La Courtisane (Pierre l'Arétin)

La Courtisane
Image illustrative de l’article La Courtisane (Pierre l'Arétin)
Portrait de Pierre l'Arétin par le Titien

Auteur Pierre l'Arétin
Pays Italie
Genre comédie en prose
Version originale
Langue italien
Titre La cortiggiana
Lieu de parution Venise
Date de parution 1525 et 1534
Version française
Éditeur Roissard
Date de parution 1975
Illustrateur Sahut
Nombre de pages 263

La Courtisane ou La Comédie courtisane (La cortigiana en italien) est une comédie en prose et en cinq actes de Pierre l'Arétin. Elle existe en deux versions : la première, pendant longtemps non publiée, a été composée à Rome en 1525. La comédie est ensuite réécrite et publiée dans cette seconde version à Venise en 1534, imprimée par Francesco Marcolini da Forlì (it).

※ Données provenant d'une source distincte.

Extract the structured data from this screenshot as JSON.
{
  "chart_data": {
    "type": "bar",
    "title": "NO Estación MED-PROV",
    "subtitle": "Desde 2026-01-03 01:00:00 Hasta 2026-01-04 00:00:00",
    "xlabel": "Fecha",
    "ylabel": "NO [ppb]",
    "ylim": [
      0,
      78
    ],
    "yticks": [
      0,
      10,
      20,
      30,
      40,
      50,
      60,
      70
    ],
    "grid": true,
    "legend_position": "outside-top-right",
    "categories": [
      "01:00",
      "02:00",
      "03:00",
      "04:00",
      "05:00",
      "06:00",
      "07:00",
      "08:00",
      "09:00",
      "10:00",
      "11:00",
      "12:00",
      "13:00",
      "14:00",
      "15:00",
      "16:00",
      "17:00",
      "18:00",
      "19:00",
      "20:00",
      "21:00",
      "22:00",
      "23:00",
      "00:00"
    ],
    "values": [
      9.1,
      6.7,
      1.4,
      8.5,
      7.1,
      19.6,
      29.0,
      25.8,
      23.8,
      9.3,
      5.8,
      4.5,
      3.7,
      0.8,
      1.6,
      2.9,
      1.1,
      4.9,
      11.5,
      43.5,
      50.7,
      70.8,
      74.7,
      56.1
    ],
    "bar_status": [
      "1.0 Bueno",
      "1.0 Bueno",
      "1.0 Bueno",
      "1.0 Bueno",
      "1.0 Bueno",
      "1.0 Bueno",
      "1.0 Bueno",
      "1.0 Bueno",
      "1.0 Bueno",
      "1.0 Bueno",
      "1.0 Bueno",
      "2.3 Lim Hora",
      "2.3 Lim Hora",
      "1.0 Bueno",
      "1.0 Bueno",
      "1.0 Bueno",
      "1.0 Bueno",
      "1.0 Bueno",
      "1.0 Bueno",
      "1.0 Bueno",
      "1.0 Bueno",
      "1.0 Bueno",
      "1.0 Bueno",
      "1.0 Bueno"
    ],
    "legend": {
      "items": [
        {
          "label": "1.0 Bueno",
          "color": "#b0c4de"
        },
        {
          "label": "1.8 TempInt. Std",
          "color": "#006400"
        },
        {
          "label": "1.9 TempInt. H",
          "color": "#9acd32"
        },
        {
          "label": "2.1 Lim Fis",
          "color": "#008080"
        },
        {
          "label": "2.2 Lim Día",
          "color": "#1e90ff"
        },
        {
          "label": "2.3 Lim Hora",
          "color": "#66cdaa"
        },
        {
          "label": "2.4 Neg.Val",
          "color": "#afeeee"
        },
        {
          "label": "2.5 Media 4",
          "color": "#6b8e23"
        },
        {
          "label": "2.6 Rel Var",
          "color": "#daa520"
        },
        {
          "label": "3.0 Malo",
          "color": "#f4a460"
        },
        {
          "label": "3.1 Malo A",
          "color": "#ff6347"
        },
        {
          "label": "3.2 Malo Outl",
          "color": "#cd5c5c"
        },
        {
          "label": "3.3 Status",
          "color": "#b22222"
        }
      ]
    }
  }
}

Les dates exactes de conception et de composition de la première version ne sont pas certaines. On suppose néanmoins qu'elle a été rédigée entre février et , et qu'elle devait être jouée la même année pendant la période du carnaval.

La Courtisane est une parodie de l'ouvrage, alors non encore publié, Le Livre du courtisan (Il libro del Cortegiano, 1526) de Baldassare Castiglione, qui idéalise la vie à la cour[1].

Résumé[modifier | modifier le code]

Le résumé ci-dessous décrit la version de 1525.

Prologue[modifier | modifier le code]

Entrent en scène deux comédiens, « l'histrion du prologue » et « l'histrion de l'histoire ». Après s'être disputés, ils se tournent vers le public et l'insultent copieusement. Ils racontent ensuite le point de départ de la comédie. Le héros est un jeune homme, Maco de' Coe, de Sienne, terriblement malade et cloué au lit avec de la fièvre. Son père, désespéré, fait le vœu qu'il deviendra un moine si le Seigneur le fait guérir. Miraculeusement, Maco se rétablit et est ainsi envoyé à Rome, présentée comme la nouvelle Babylone, où il rencontre Maître Andrea, qui s'offrira à lui servir de mentor, mais où il rencontrera également le regard de la belle Camilla de Pise.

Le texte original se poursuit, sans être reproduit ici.